Prima dell’estate il gioco horror della Blue Whale era il pericolo più menzionato tra i tanti tranelli che sul web attendono al varco gli adolescenti. Poi l’allarme si è ridimensionato e si è scoperto che alcuni media avevano cavalcato l’onda emotiva della Blue Whale (Balena Blu) montando video farlocchi e mischiando le notizie di suicidi di giovani. In particolare la trasmissione Le Iene aveva fatto mea culpa dopo avere diffuso la notizia del terrificante “gioco del suicidio” tra i ragazzini.

Ora si fanno due conti sulle tante denunce presentate e si scopre che i casi in Italia erano inesistenti: dai tanti fascicoli aperti dallo scorso maggio, a seguito di denunce da parte di famiglie e scuole, sul ‘Blue Whale’, al momento emerge soprattutto che si era creata una “psicosi” che ha portato a un picco di casi segnalati. Ma non si sono trovati, allo stato, “istigatori” (i cosiddetti “curatori”) se non in un solo caso, venuto a galla lo scorso giugno, quello di una ventenne milanese che avrebbe convinto via web una dodicenne a procurarsi dei tagli.

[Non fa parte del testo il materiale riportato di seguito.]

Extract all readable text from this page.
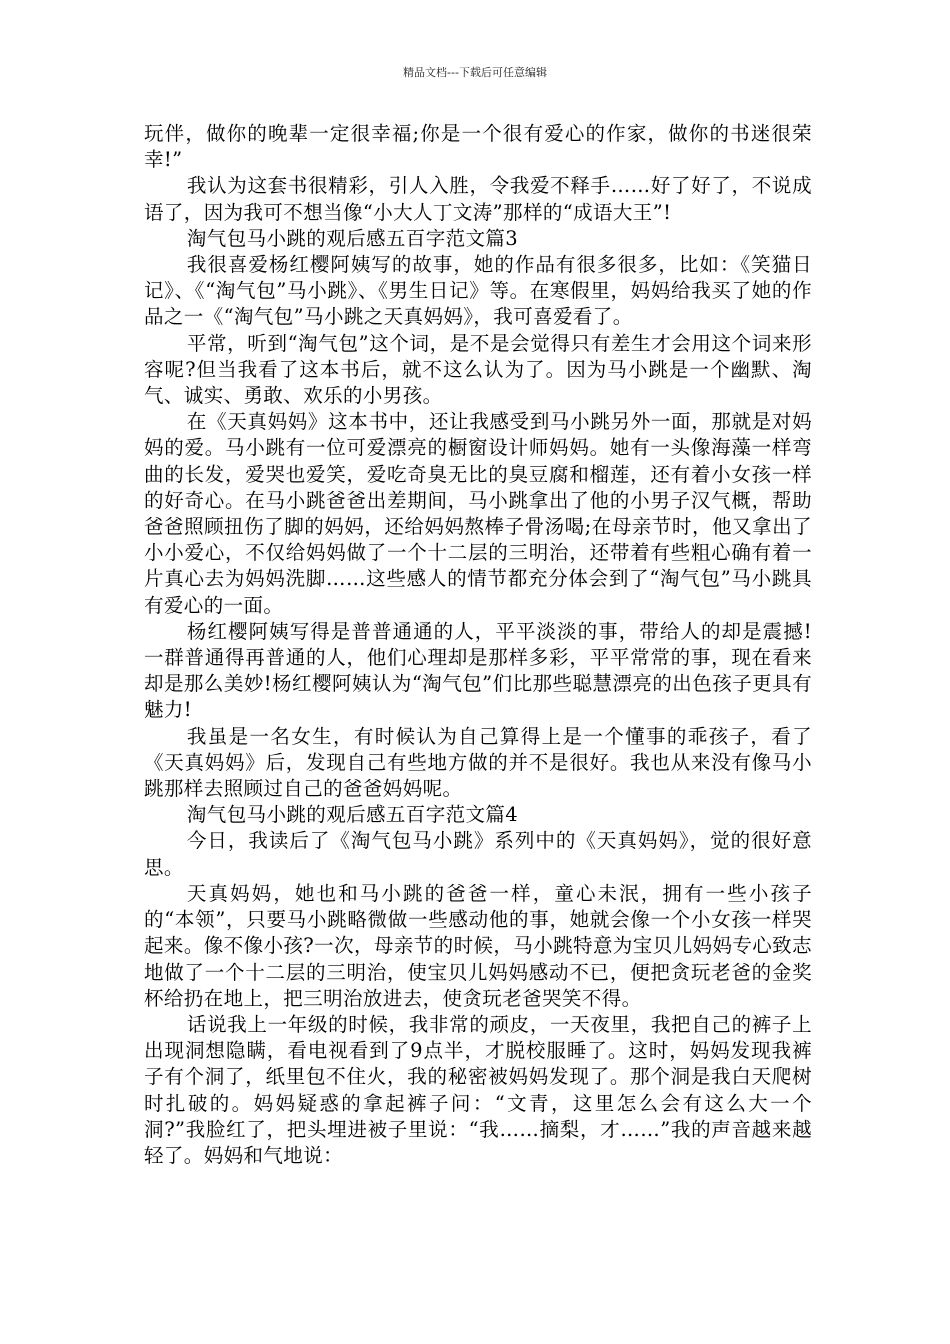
精品文档---下载后可任意编辑

玩伴，做你的晚辈一定很幸福;你是一个很有爱心的作家，做你的书迷很荣幸!”

我认为这套书很精彩，引人入胜，令我爱不释手……好了好了，不说成语了，因为我可不想当像“小大人丁文涛”那样的“成语大王”!

淘气包马小跳的观后感五百字范文篇3

我很喜爱杨红樱阿姨写的故事，她的作品有很多很多，比如：《笑猫日记》、《“淘气包”马小跳》、《男生日记》等。在寒假里，妈妈给我买了她的作品之一《“淘气包”马小跳之天真妈妈》，我可喜爱看了。

平常，听到“淘气包”这个词，是不是会觉得只有差生才会用这个词来形容呢?但当我看了这本书后，就不这么认为了。因为马小跳是一个幽默、淘气、诚实、勇敢、欢乐的小男孩。

在《天真妈妈》这本书中，还让我感受到马小跳另外一面，那就是对妈妈的爱。马小跳有一位可爱漂亮的橱窗设计师妈妈。她有一头像海藻一样弯曲的长发，爱哭也爱笑，爱吃奇臭无比的臭豆腐和榴莲，还有着小女孩一样的好奇心。在马小跳爸爸出差期间，马小跳拿出了他的小男子汉气概，帮助爸爸照顾扭伤了脚的妈妈，还给妈妈熬棒子骨汤喝;在母亲节时，他又拿出了小小爱心，不仅给妈妈做了一个十二层的三明治，还带着有些粗心确有着一片真心去为妈妈洗脚……这些感人的情节都充分体会到了“淘气包”马小跳具有爱心的一面。

杨红樱阿姨写得是普普通通的人，平平淡淡的事，带给人的却是震撼!一群普通得再普通的人，他们心理却是那样多彩，平平常常的事，现在看来却是那么美妙!杨红樱阿姨认为“淘气包”们比那些聪慧漂亮的出色孩子更具有魅力!

我虽是一名女生，有时候认为自己算得上是一个懂事的乖孩子，看了《天真妈妈》后，发现自己有些地方做的并不是很好。我也从来没有像马小跳那样去照顾过自己的爸爸妈妈呢。

淘气包马小跳的观后感五百字范文篇4

今日，我读后了《淘气包马小跳》系列中的《天真妈妈》，觉的很好意思。

天真妈妈，她也和马小跳的爸爸一样，童心未泯，拥有一些小孩子的“本领”，只要马小跳略微做一些感动他的事，她就会像一个小女孩一样哭起来。像不像小孩?一次，母亲节的时候，马小跳特意为宝贝儿妈妈专心致志地做了一个十二层的三明治，使宝贝儿妈妈感动不已，便把贪玩老爸的金奖杯给扔在地上，把三明治放进去，使贪玩老爸哭笑不得。

话说我上一年级的时候，我非常的顽皮，一天夜里，我把自己的裤子上出现洞想隐瞒，看电视看到了9点半，才脱校服睡了。这时，妈妈发现我裤子有个洞了，纸里包不住火，我的秘密被妈妈发现了。那个洞是我白天爬树时扎破的。妈妈疑惑的拿起裤子问：“文青，这里怎么会有这么大一个洞?”我脸红了，把头埋进被子里说：“我……摘梨，才……”我的声音越来越轻了。妈妈和气地说：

Da quando il fenomeno è scoppiato, alla Procura di Milano sono arrivate decine e decine di denunce e il pm Cristian Barilli ha aperto una serie di fascicoli facendo accertamenti anche su casi di suicidio o tentato suicidio, alcuni dei quali avrebbero riguardato studenti di una stessa scuola del Milanese. Tuttavia al momento inquirenti e investigatori sono convinti che gli adolescenti che hanno compiuto atti di autolesionismo lo avrebbero fatto, in alcuni casi, solo perché suggestionati dal troppo parlare del gioco della Balena Blu. L’eccessivo allarmismo, dunque, non solo era infondato ma ha finito con l’aggravare un fenomeno rispetto alla cui reale natura erano richiesti più serietà e consapevolezza.